The big problem for the Beijing-based company is it severely lacks execution -- ranking the second-worst on the quadrant, only slightly ahead of Avaya, because of limited awareness and exposure to opportunities outside its x86 business.

Lenovo also doesn't have a chassis-based offering and has little experience creating data center network solutions.

Niche Player: Extreme Networks

A longtime player in the data center networking space, Extreme is refocusing its portfolio and revamping its channel strategy to support data center customers. The company recently cut 18 percent of its global workforce, some in sales positions, with plans to fill the gap by working more closely with solution providers.

The San Jose, Calif.-based networking vendor is able to capture roughly 2 percent market share, thanks to reliable data center solutions, aggressive prices, and new hardware switches and SDN controller based on OpenDaylight software.

Extreme has a partnership with Lenovo, but since Lenovo purchased IBM's networking portfolio, customers are hesitate to commit.
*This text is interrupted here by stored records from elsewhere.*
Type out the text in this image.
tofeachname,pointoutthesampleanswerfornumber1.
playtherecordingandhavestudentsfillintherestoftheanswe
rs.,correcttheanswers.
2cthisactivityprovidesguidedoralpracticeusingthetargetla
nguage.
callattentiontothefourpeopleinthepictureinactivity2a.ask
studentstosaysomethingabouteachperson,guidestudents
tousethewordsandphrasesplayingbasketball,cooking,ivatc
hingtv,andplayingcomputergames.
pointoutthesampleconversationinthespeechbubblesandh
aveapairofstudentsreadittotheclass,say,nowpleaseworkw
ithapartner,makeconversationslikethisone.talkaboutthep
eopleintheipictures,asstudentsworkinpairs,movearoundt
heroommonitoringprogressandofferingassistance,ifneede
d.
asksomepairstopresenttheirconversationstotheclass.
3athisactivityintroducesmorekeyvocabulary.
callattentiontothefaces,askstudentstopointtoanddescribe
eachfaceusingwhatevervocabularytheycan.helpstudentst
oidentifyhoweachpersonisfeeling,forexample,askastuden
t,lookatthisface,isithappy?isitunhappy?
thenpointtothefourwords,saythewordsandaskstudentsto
The company also reportedly lacks capabilities that larger business desire, like VMware NSX integration and support for Puppet and Chef.

Niche Player: Huawei

China's data center networking superstar continues to expand its solutions, making significant strides in SDN last year. Huawei's broad switch portfolio and open SDN options are the preferred pick in China, the Asia-Pacific region and emerging markets, according to Gartner.

Although Huawei has tried to make inroads into the U.S. market, the company rarely shows up on client short lists and has limited sales and channel resources in North America and Western Europe. Huawei has also been eyed by the National Security Agency as a potential threat.

The Shenzhen, China-based company is also insufficient with marketing communications, visibility and differentiation.

Niche Player: Avaya

One of the smallest players in the field, Avaya has a large installed base of legacy solutions, and its Fabric Connect architecture gives a highly automated solution that simplifies virtual machine mobility, Lerner said.

The Santa Clara, Calif.-based vendor has serious issues with limited resources for networking as well as scarce channel capabilities.

Although ranking the lowest on the quadrant in both vision and execution, Avaya has launched dedicated sales and engineering teams that look to improve the company's position in 2015, according to Lerner.

Avaya recently extended a new capability for its Fabric Connect that enables extending fabric networking across any IP-based network without loss of functionality. The company also launched an SDN offensive.